In order to promote further Chinese teaching and cultural activities by Confucius Institute deeper into academic study, Confucius Institute at Adam Mickiewicz University has carried out a wide range of academic lectures on Chinese culture.
In order to promote further Chinese teaching and cultural activities by Confucius Institute deeper into academic study, Confucius Institute at Adam Mickiewicz University has carried out a wide range of academic lectures on Chinese culture.
The speaker of the lectures is Prof. Gilles Guiheux from the Faculty of Languages and Cultures of East Asia at Diderot University in Paris, and his theme is “China in Transition”.
At the lecture “Chinese Socialist Heroes: From Workers to Entrepreneurs” held on May 31, 2012, Prof. Gilles Guiheux looked back at the coming back of Chinese private entrepreneurs, rural immigrants in China, and new labor regimes in the service sector, on basis of which the topic of construction of labor market of China was carried on.

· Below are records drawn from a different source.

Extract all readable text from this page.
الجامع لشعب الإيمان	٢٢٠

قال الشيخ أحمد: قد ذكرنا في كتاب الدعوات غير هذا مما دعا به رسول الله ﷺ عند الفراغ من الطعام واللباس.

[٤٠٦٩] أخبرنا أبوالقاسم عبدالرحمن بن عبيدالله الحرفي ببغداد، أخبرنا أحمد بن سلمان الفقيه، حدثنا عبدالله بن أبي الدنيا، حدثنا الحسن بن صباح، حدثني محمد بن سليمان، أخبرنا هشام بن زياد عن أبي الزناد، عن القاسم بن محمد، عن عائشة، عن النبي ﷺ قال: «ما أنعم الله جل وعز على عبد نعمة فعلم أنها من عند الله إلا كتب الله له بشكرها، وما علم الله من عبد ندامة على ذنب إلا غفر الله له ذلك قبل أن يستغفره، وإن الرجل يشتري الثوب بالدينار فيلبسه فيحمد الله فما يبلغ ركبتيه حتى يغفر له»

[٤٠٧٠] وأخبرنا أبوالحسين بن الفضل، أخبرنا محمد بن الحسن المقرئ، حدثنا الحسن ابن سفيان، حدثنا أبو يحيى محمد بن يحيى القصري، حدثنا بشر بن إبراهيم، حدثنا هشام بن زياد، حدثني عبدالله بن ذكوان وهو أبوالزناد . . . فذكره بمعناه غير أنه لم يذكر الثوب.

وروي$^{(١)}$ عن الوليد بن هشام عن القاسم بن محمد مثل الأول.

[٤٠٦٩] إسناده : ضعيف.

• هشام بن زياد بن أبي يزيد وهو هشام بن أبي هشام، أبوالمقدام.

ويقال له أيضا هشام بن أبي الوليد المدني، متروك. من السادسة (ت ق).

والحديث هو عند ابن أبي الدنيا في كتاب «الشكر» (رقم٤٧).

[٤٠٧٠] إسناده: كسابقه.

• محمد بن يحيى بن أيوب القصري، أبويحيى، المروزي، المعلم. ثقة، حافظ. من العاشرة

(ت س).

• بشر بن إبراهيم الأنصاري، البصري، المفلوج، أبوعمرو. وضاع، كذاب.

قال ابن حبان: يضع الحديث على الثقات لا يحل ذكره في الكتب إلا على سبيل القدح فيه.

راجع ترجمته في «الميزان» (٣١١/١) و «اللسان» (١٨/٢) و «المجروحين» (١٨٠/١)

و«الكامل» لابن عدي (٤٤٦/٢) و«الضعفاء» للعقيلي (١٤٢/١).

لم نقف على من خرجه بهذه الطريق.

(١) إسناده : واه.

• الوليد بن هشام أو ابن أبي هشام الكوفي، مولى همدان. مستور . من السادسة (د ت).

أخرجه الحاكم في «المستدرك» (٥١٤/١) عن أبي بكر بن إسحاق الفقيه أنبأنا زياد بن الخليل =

At the lecture “Chinese consumption society" held on June 1, 2012, Prof. Gilles Guiheux began the lecture with different “three-major items” in 1950s, 1970s, 1980s, 1990s and 2000s, and then continued with the topic of changes of Nanjing Road in Shanghai, with detailed introduction about the development of commercial economy after the policy of reform and opening to the outside world, as well as topics about construction of Chinese moderate well-off society, promotion of consumption within China and development of Chinese mid-class.
Prof. Gilles Guiheux provided the lectures invited by Confucius Institute at Adam Mickiewicz University, with the aim at helping Polish friends better and more deeply understand China in the process of modernization.
The lectures were warmly welcomed by students from Department of Sinology of Adam Mickiewicz University, students from Confucius Institute at Adam Mickiewicz University, and some teachers from Adam Mickiewicz University. Each lecture lasted over two hours, with heated interactive quiz between the speaker and the audience at the end of the lectures.